BATULICIN – Tawa anak-anak sekolah berpadu dengan semangat para relawan dan warga saat mereka berjejer di pesisir Siring Pantai Pagatan, Sabtu (20/9/2025). Dengan kantong sampah di tangan, mereka bergotong royong memunguti plastik, botol bekas, hingga ranting kayu yang berserakan. Suasana penuh kebersamaan ini mewarnai puncak peringatan World Cleanup Day (WCD) 2025 di Kabupaten Tanah Bumbu.
Mengusung tema “Menuju Indonesia Bersih 2029”, aksi ini menjadi bukti nyata komitmen daerah dalam menjaga kelestarian lingkungan. Tidak hanya membersihkan pantai, kegiatan juga dirangkai dengan edukasi pemilahan sampah organik, anorganik, dan residu.
Bupati Tanah Bumbu, Andi Rudi Latif, melalui Kepala DLH Rahmat Prapto Udoyo, menegaskan bahwa kegiatan ini merupakan tindak lanjut dari edaran Kementerian Lingkungan Hidup terkait pelaksanaan WCD secara nasional.
“Lebih dari sekadar bersih-bersih, kegiatan ini adalah gerakan bersama untuk menanamkan budaya hidup bersih dan peduli lingkungan kepada masyarakat,” ujarnya.
Antusiasme tampak dari keikutsertaan sekolah, komunitas, perusahaan, hingga aparat desa. Sejumlah siswa SD, SMP, hingga SMK terlihat semangat mengumpulkan sampah, sementara komunitas Pokdarwis dan aparat setempat membantu mengatur jalannya kegiatan.
Sampah yang terkumpul dipilah dan dikelola oleh BSI Bang Julpikar’s bersama petugas UPTD Pengelolaan Sampah. Kolaborasi ini sekaligus mendukung persiapan Tanah Bumbu dalam penilaian Adipura.
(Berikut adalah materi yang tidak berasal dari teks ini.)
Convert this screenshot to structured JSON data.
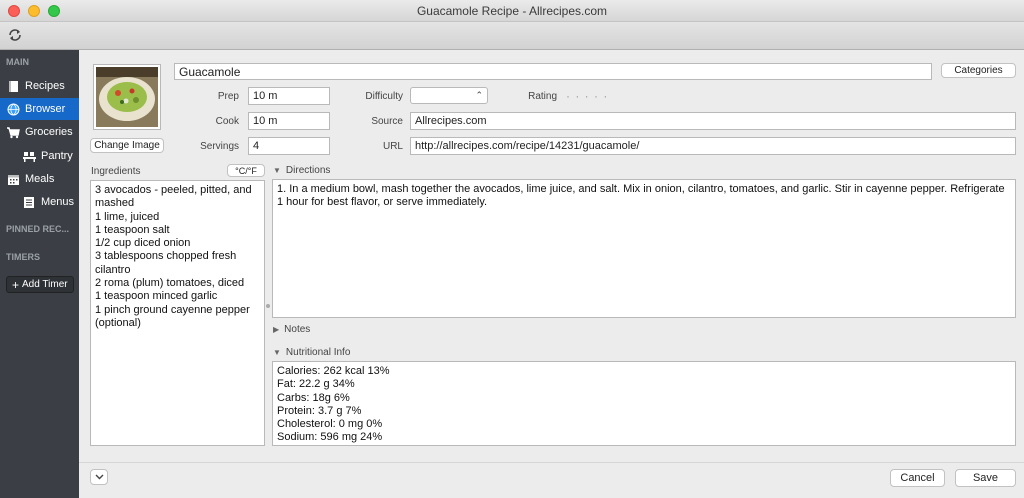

Indah Maya Suryanti, Kabid PSLB3 DLH Tanbu, menambahkan bahwa WCD merupakan agenda rutin setiap tahun di minggu ketiga September.
“Tanggal 20 September ditetapkan sebagai puncak global. Di Tanah Bumbu, aksi serentak ini menjadi bagian dari gerakan dunia untuk bumi yang lebih bersih,” katanya.
Sementara itu, Junaidi, warga Desa Sei Lembu, menilai aksi ini sangat bermanfaat.
“Kalau pantai bersih, kita semua yang menikmati. Apalagi Pagatan ini sering dikunjungi wisatawan. Saya harap kegiatan seperti ini terus dilanjutkan,” katanya.
Melalui kegiatan ini, Pemkab Tanbu berharap kebersihan tidak hanya jadi momentum seremonial, melainkan budaya hidup sehari-hari yang terus melekat pada masyarakat.